1. A method of forming a hydrophilic corrosion-resistant coating on a metallic surface comprising the steps of: applying on such surface an aqueous solution containing dissolved therein a) a water-soluble acrylic acid polymer, b) dispersed colloidal silica, c) hexavalent chromium compound, d) at least one water-soluble polyhydric compound, effective to reduce said hexavalent chromium to trivalent chromium, e) phosphoric acid, and f) a fluorine compound, and drying and baking the treated metallic material with the baking temperature being in the range of 100° to 250°C.

2. The method of claim 1 wherein said solution further contains a trivalent chromium compound.

3. The method of claim 1 or 2 wherein said solution is prepared by mixing separate aqueous solutions containing the constituents a), b) and d) and c), e) and f), respectively.

4. The method of claim 1 wherein said polyhydric compound is a polyhydric alcohol or a saccharide.

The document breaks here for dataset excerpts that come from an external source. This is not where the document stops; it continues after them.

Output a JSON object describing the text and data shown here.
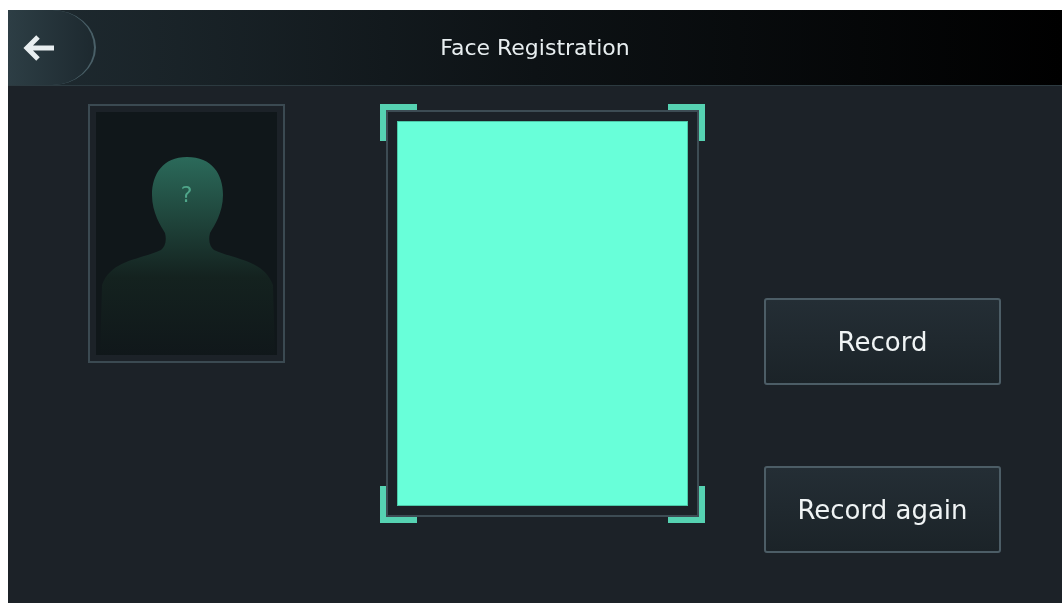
{
  "header": {
    "title": "Face Registration"
  },
  "face_photo": {
    "placeholder_mark": "?"
  },
  "camera_preview": {
    "kind": "blank"
  },
  "buttons": [
    "Record",
    "Record again"
  ]
}
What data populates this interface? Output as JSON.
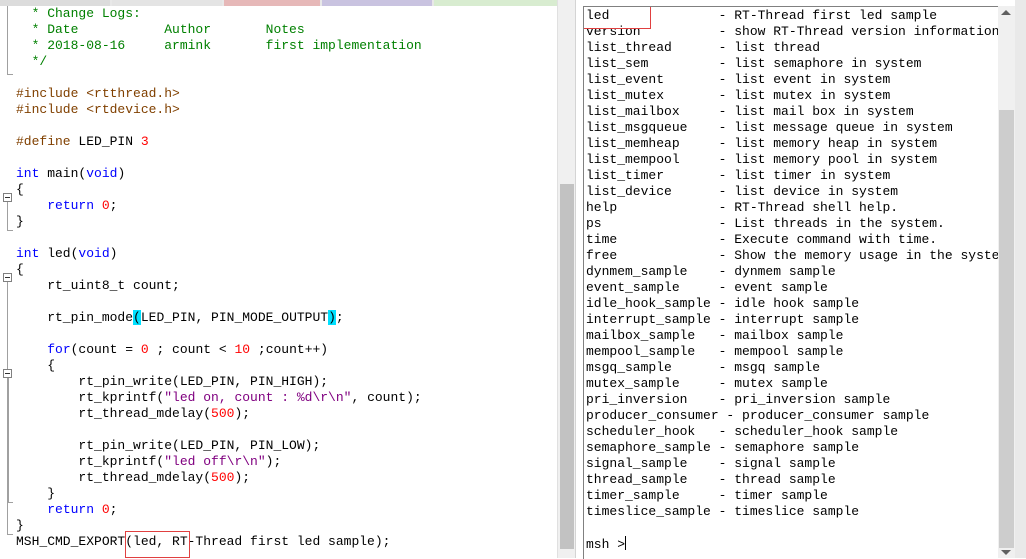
{
  "colors": {
    "comment": "#008000",
    "preprocessor": "#804000",
    "keyword": "#0000ff",
    "number": "#ff0000",
    "string": "#808080",
    "brace_match_bg": "#00e0ff",
    "highlight_box": "#e04040"
  },
  "icons": {
    "fold_toggle": "minus-box-icon",
    "scroll_up": "arrow-up-icon",
    "scroll_down": "arrow-down-icon"
  },
  "editor": {
    "lines": [
      {
        "t": [
          {
            "c": "cm",
            "v": "  * Change Logs:"
          }
        ]
      },
      {
        "t": [
          {
            "c": "cm",
            "v": "  * Date           Author       Notes"
          }
        ]
      },
      {
        "t": [
          {
            "c": "cm",
            "v": "  * 2018-08-16     armink       first implementation"
          }
        ]
      },
      {
        "t": [
          {
            "c": "cm",
            "v": "  */"
          }
        ]
      },
      {
        "t": []
      },
      {
        "t": [
          {
            "c": "pp",
            "v": "#include <rtthread.h>"
          }
        ]
      },
      {
        "t": [
          {
            "c": "pp",
            "v": "#include <rtdevice.h>"
          }
        ]
      },
      {
        "t": []
      },
      {
        "t": [
          {
            "c": "pp",
            "v": "#define"
          },
          {
            "c": "",
            "v": " LED_PIN "
          },
          {
            "c": "num",
            "v": "3"
          }
        ]
      },
      {
        "t": []
      },
      {
        "t": [
          {
            "c": "kw",
            "v": "int"
          },
          {
            "c": "",
            "v": " main("
          },
          {
            "c": "kw",
            "v": "void"
          },
          {
            "c": "",
            "v": ")"
          }
        ]
      },
      {
        "t": [
          {
            "c": "",
            "v": "{"
          }
        ]
      },
      {
        "t": [
          {
            "c": "",
            "v": "    "
          },
          {
            "c": "kw",
            "v": "return"
          },
          {
            "c": "",
            "v": " "
          },
          {
            "c": "num",
            "v": "0"
          },
          {
            "c": "",
            "v": ";"
          }
        ]
      },
      {
        "t": [
          {
            "c": "",
            "v": "}"
          }
        ]
      },
      {
        "t": []
      },
      {
        "t": [
          {
            "c": "kw",
            "v": "int"
          },
          {
            "c": "",
            "v": " led("
          },
          {
            "c": "kw",
            "v": "void"
          },
          {
            "c": "",
            "v": ")"
          }
        ]
      },
      {
        "t": [
          {
            "c": "",
            "v": "{"
          }
        ]
      },
      {
        "t": [
          {
            "c": "",
            "v": "    rt_uint8_t count;"
          }
        ]
      },
      {
        "t": []
      },
      {
        "t": [
          {
            "c": "",
            "v": "    rt_pin_mode"
          },
          {
            "c": "brc",
            "v": "("
          },
          {
            "c": "",
            "v": "LED_PIN, PIN_MODE_OUTPUT"
          },
          {
            "c": "brc",
            "v": ")"
          },
          {
            "c": "",
            "v": ";"
          }
        ]
      },
      {
        "t": []
      },
      {
        "t": [
          {
            "c": "",
            "v": "    "
          },
          {
            "c": "kw",
            "v": "for"
          },
          {
            "c": "",
            "v": "(count = "
          },
          {
            "c": "num",
            "v": "0"
          },
          {
            "c": "",
            "v": " ; count < "
          },
          {
            "c": "num",
            "v": "10"
          },
          {
            "c": "",
            "v": " ;count++)"
          }
        ]
      },
      {
        "t": [
          {
            "c": "",
            "v": "    {"
          }
        ]
      },
      {
        "t": [
          {
            "c": "",
            "v": "        rt_pin_write(LED_PIN, PIN_HIGH);"
          }
        ]
      },
      {
        "t": [
          {
            "c": "",
            "v": "        rt_kprintf("
          },
          {
            "c": "str2",
            "v": "\"led on, count : %d\\r\\n\""
          },
          {
            "c": "",
            "v": ", count);"
          }
        ]
      },
      {
        "t": [
          {
            "c": "",
            "v": "        rt_thread_mdelay("
          },
          {
            "c": "num",
            "v": "500"
          },
          {
            "c": "",
            "v": ");"
          }
        ]
      },
      {
        "t": []
      },
      {
        "t": [
          {
            "c": "",
            "v": "        rt_pin_write(LED_PIN, PIN_LOW);"
          }
        ]
      },
      {
        "t": [
          {
            "c": "",
            "v": "        rt_kprintf("
          },
          {
            "c": "str2",
            "v": "\"led off\\r\\n\""
          },
          {
            "c": "",
            "v": ");"
          }
        ]
      },
      {
        "t": [
          {
            "c": "",
            "v": "        rt_thread_mdelay("
          },
          {
            "c": "num",
            "v": "500"
          },
          {
            "c": "",
            "v": ");"
          }
        ]
      },
      {
        "t": [
          {
            "c": "",
            "v": "    }"
          }
        ]
      },
      {
        "t": [
          {
            "c": "",
            "v": "    "
          },
          {
            "c": "kw",
            "v": "return"
          },
          {
            "c": "",
            "v": " "
          },
          {
            "c": "num",
            "v": "0"
          },
          {
            "c": "",
            "v": ";"
          }
        ]
      },
      {
        "t": [
          {
            "c": "",
            "v": "}"
          }
        ]
      },
      {
        "t": [
          {
            "c": "",
            "v": "MSH_CMD_EXPORT(led, RT-Thread first led sample);"
          }
        ]
      }
    ]
  },
  "terminal": {
    "lines": [
      "led              - RT-Thread first led sample",
      "version          - show RT-Thread version information",
      "list_thread      - list thread",
      "list_sem         - list semaphore in system",
      "list_event       - list event in system",
      "list_mutex       - list mutex in system",
      "list_mailbox     - list mail box in system",
      "list_msgqueue    - list message queue in system",
      "list_memheap     - list memory heap in system",
      "list_mempool     - list memory pool in system",
      "list_timer       - list timer in system",
      "list_device      - list device in system",
      "help             - RT-Thread shell help.",
      "ps               - List threads in the system.",
      "time             - Execute command with time.",
      "free             - Show the memory usage in the system.",
      "dynmem_sample    - dynmem sample",
      "event_sample     - event sample",
      "idle_hook_sample - idle hook sample",
      "interrupt_sample - interrupt sample",
      "mailbox_sample   - mailbox sample",
      "mempool_sample   - mempool sample",
      "msgq_sample      - msgq sample",
      "mutex_sample     - mutex sample",
      "pri_inversion    - pri_inversion sample",
      "producer_consumer - producer_consumer sample",
      "scheduler_hook   - scheduler_hook sample",
      "semaphore_sample - semaphore sample",
      "signal_sample    - signal sample",
      "thread_sample    - thread sample",
      "timer_sample     - timer sample",
      "timeslice_sample - timeslice sample"
    ],
    "prompt": "msh >"
  }
}
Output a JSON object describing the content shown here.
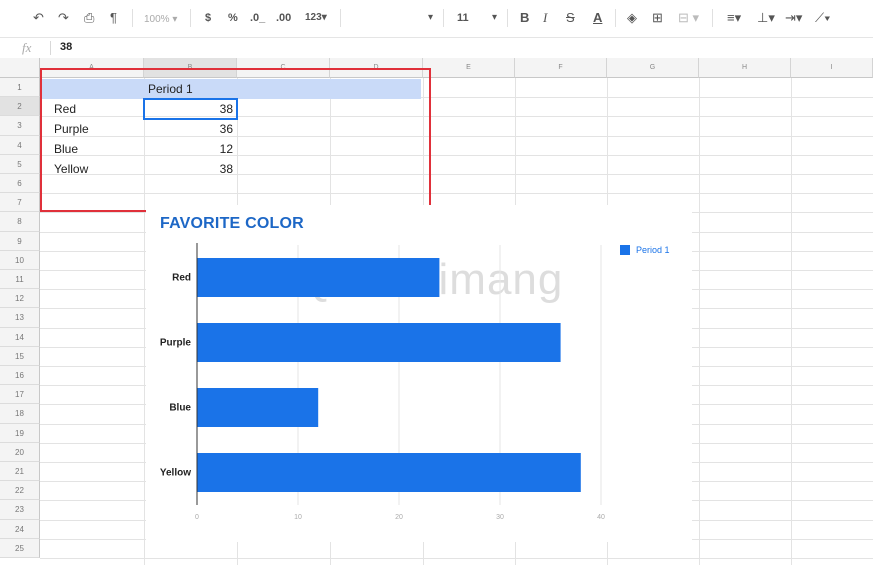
{
  "toolbar": {
    "zoom": "100%",
    "currency": "$",
    "percent": "%",
    "dec_decrease": ".0_",
    "dec_increase": ".00",
    "more_formats": "123",
    "font_size": "11",
    "bold": "B",
    "italic": "I",
    "strike": "S",
    "text_color": "A"
  },
  "formula_bar": {
    "fx": "fx",
    "value": "38"
  },
  "columns": [
    "A",
    "B",
    "C",
    "D",
    "E",
    "F",
    "G",
    "H",
    "I"
  ],
  "rows": [
    "1",
    "2",
    "3",
    "4",
    "5",
    "6",
    "7",
    "8",
    "9",
    "10",
    "11",
    "12",
    "13",
    "14",
    "15",
    "16",
    "17",
    "18",
    "19",
    "20",
    "21",
    "22",
    "23",
    "24",
    "25"
  ],
  "sheet": {
    "header": "Period 1",
    "labels": [
      "Red",
      "Purple",
      "Blue",
      "Yellow"
    ],
    "values": [
      "38",
      "36",
      "12",
      "38"
    ]
  },
  "watermark": "Quantrimang",
  "chart_data": {
    "type": "bar",
    "orientation": "horizontal",
    "title": "FAVORITE COLOR",
    "categories": [
      "Red",
      "Purple",
      "Blue",
      "Yellow"
    ],
    "series": [
      {
        "name": "Period 1",
        "values": [
          24,
          36,
          12,
          38
        ]
      }
    ],
    "xlim": [
      0,
      40
    ],
    "xticks": [
      "0",
      "10",
      "20",
      "30",
      "40"
    ],
    "grid": true,
    "legend": "top-right",
    "color": "#1a73e8"
  }
}
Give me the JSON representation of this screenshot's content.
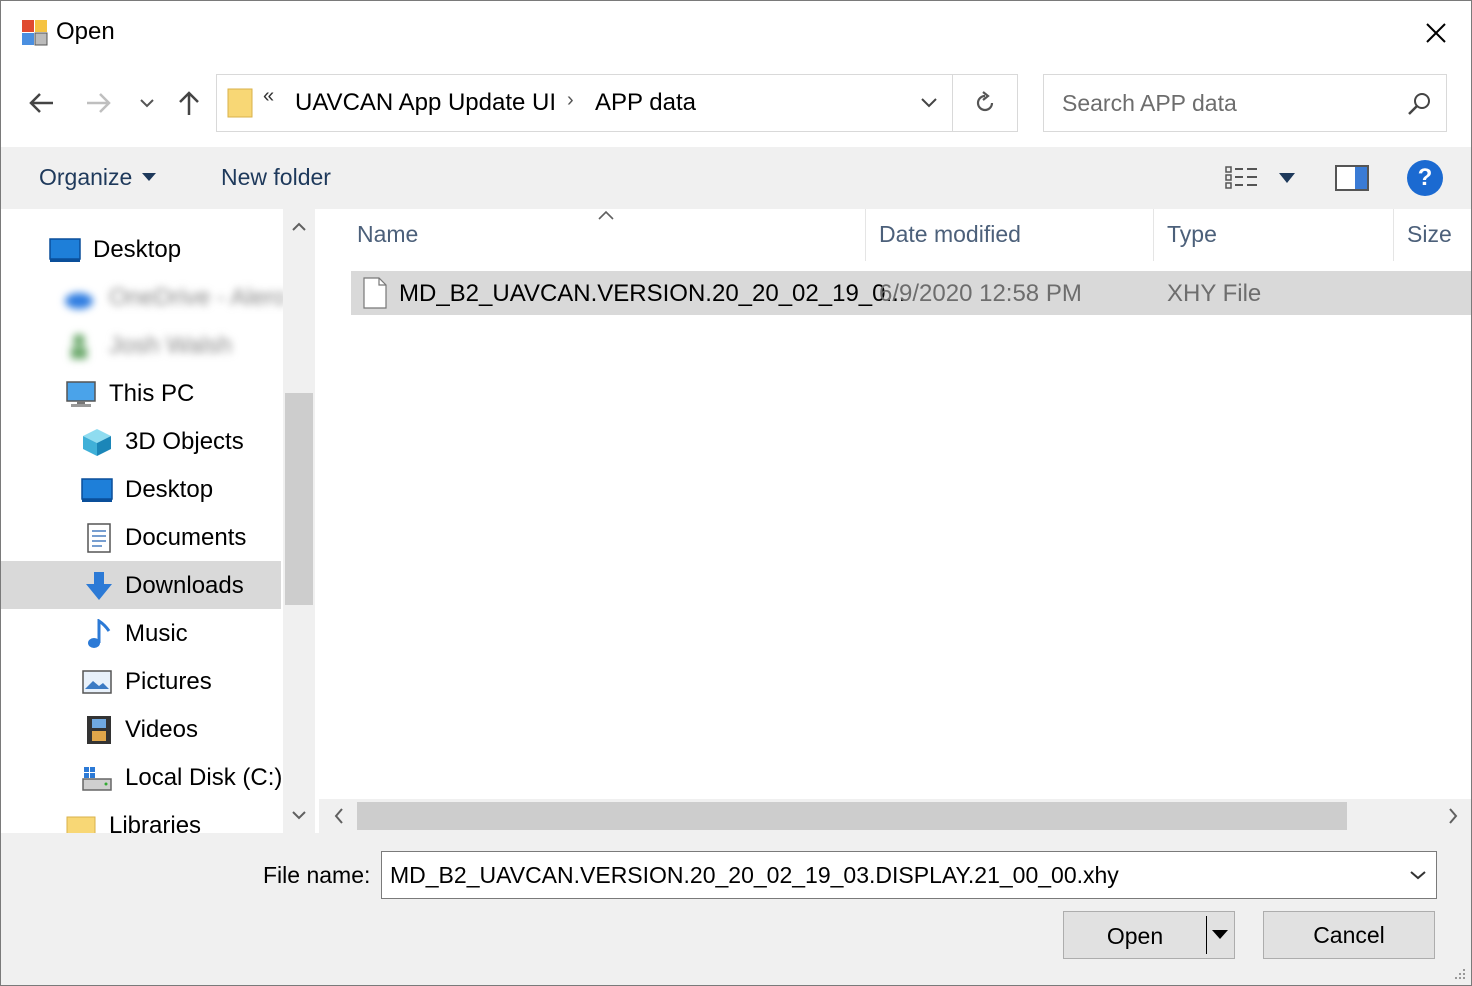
{
  "window": {
    "title": "Open",
    "close_label": "✕"
  },
  "nav": {
    "back_icon": "arrow-left",
    "forward_icon": "arrow-right",
    "recent_icon": "chevron-down",
    "up_icon": "arrow-up"
  },
  "address": {
    "overflow": "«",
    "crumbs": [
      "UAVCAN App Update UI",
      "APP data"
    ],
    "separator": "›"
  },
  "search": {
    "placeholder": "Search APP data"
  },
  "toolbar": {
    "organize_label": "Organize",
    "new_folder_label": "New folder",
    "help_label": "?"
  },
  "sidebar": {
    "items": [
      {
        "label": "Desktop",
        "icon": "desktop-icon"
      },
      {
        "label": "OneDrive - Alero",
        "icon": "onedrive-icon",
        "blurred": true
      },
      {
        "label": "Josh Walsh",
        "icon": "user-icon",
        "blurred": true
      },
      {
        "label": "This PC",
        "icon": "pc-icon"
      },
      {
        "label": "3D Objects",
        "icon": "cube-icon"
      },
      {
        "label": "Desktop",
        "icon": "desktop-icon"
      },
      {
        "label": "Documents",
        "icon": "documents-icon"
      },
      {
        "label": "Downloads",
        "icon": "download-icon",
        "selected": true
      },
      {
        "label": "Music",
        "icon": "music-icon"
      },
      {
        "label": "Pictures",
        "icon": "pictures-icon"
      },
      {
        "label": "Videos",
        "icon": "videos-icon"
      },
      {
        "label": "Local Disk (C:)",
        "icon": "disk-icon"
      },
      {
        "label": "Libraries",
        "icon": "libraries-icon"
      }
    ]
  },
  "filelist": {
    "columns": [
      "Name",
      "Date modified",
      "Type",
      "Size"
    ],
    "rows": [
      {
        "name": "MD_B2_UAVCAN.VERSION.20_20_02_19_0...",
        "date": "6/9/2020 12:58 PM",
        "type": "XHY File",
        "size": ""
      }
    ]
  },
  "footer": {
    "filename_label": "File name:",
    "filename_value": "MD_B2_UAVCAN.VERSION.20_20_02_19_03.DISPLAY.21_00_00.xhy",
    "open_label": "Open",
    "cancel_label": "Cancel"
  },
  "colors": {
    "accent": "#1b6ad1",
    "selection": "#d9d9d9",
    "toolbar_bg": "#f0f0f0",
    "header_text": "#4c607a"
  }
}
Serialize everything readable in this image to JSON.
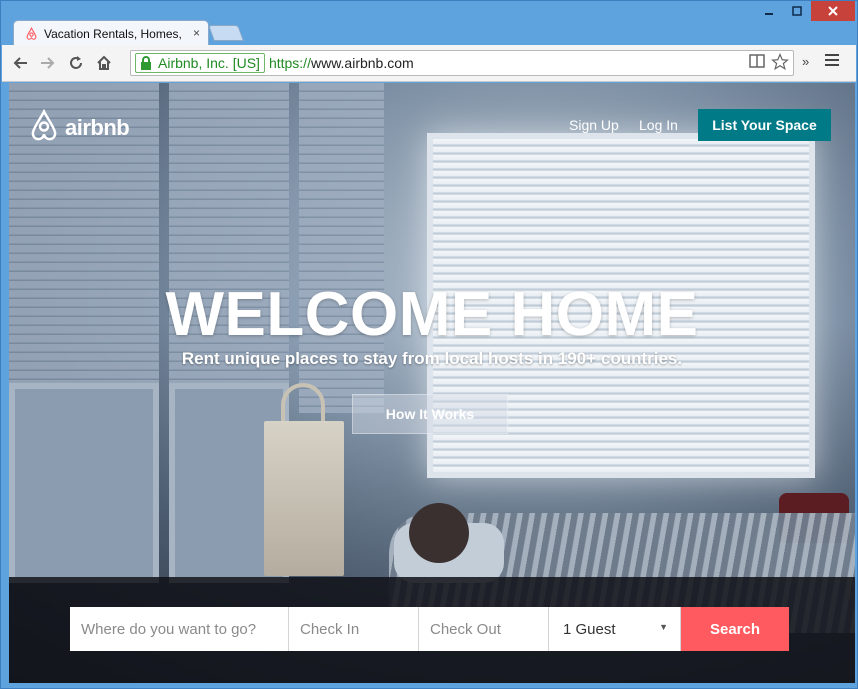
{
  "browser": {
    "tab_title": "Vacation Rentals, Homes,",
    "tab_close": "×",
    "ev_name": "Airbnb, Inc. [US]",
    "url_scheme": "https://",
    "url_host": "www.airbnb.com",
    "ext_chevron": "»"
  },
  "header": {
    "logo_text": "airbnb",
    "sign_up": "Sign Up",
    "log_in": "Log In",
    "list_space": "List Your Space"
  },
  "hero": {
    "title": "WELCOME HOME",
    "subtitle": "Rent unique places to stay from local hosts in 190+ countries.",
    "how_it_works": "How It Works"
  },
  "search": {
    "where_placeholder": "Where do you want to go?",
    "check_in_placeholder": "Check In",
    "check_out_placeholder": "Check Out",
    "guests_value": "1 Guest",
    "search_label": "Search"
  },
  "colors": {
    "brand_red": "#ff5a5f",
    "teal": "#007a87"
  }
}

5. A method according to claim 4, wherein said aqueous solution contains a total content of water-soluble chromium compounds as CrO3 in the range of 2 to 20 g/lit., including not less than about 1 g/lit. hexavalent chromium, a phosphoric acid as PO4-3 in the range of 0.1 to 20 g/lit., a fluorine compound as F in the range of 0.1 to 5 g/lit., a water-soluble acrylic acid polymer as solids in the range of 2 to 20 g/lit., colloidal silica at a weight ratio of silica/total nonvolatile components in the range of 0.2 to 0.8, and at least one member selected from the group consisting of the polyhydric alcohols and saccharides in the range of 0.3 to 20 g/lit.

6. A method according to claim 5, wherein said total chromium compounds are contained in an amount in the range of 3 to 12 g/lit.

7. A method according to claim 5, wherein said phosphoric acid is contained as PO4-3 in the range of 0.3 to 8 g/lit.

8. A method according to claim 5, wherein said fluorine compound is contained as F- in the range of 0.3 to 3.5 g/lit.

9. A method according to claim 5, wherein said colloidal silica is contained as weight ratio of silica/total nonvolatile components in the range of 0.3 to 0.6.

10. A method according to claim 5, wherein said at least one member is contained in an amount in the range of 0.5 to 10 g/lit.

11. A method according to claim 2, wherein said trivalent chromium compound is chromium sulfate, chromium nitrate, or chromium acetate.

12. A method according to claim 1, wherein said hexavalent chromium is chromic acid, ammonium chromate, ammonium chromate, or ammonium bichromate.

13. A method according to claim 1, wherein said phosphoric acid is orthophosphoric acid, pyrophosphoric acid, polyphosphoric acid, metaphosphoric acid, or phosphorous acid.

14. A method according to claim 1, wherein said fluorine compound is soluble in water and is hydrofluoric acid, silicon fluoride, boron fluoride, titanium fluoride, zirconium fluoride, or zinc fluoride.

15. A method according to claim 1, wherein said acrylic acid polymer is acrylic acid, methyl acrylate, ethyl acrylate, isopropyl acrylate, n-butyl acrylate, methyl methacrylate, ethyl methacrylate, isopropyl methacrylate, or butyl methacrylate.

16. A method according to claim 15, wherein said acrylic acid polymer has an average molecular weight in the range of 10,000 to 300,000 and is soluble in water.

17. A method according to claim 1, wherein said colloidal silica is in finely divided form with an average particle diameter of not more than 1 µm.

18. A method according to claim 16, wherein said colloidal silica is fumed silica or hydrated silicic acid.

19. A method according to claim 4, wherein said polyhydric alcohol is ethylene glycol or glycerine.

20. A method according to claim 4, wherein said saccharide is grape sugar, fruit sugar, or cane sugar.

21. A method according to claim 1, wherein said mixture is applied on the surface of said metallic material to give a layer having a dry weight in the range of 0.1 to 5 g/m2.

22. A method according to claim 21, wherein the dry weight of said applied layer is in the range of 0.5 to 3 g/m2.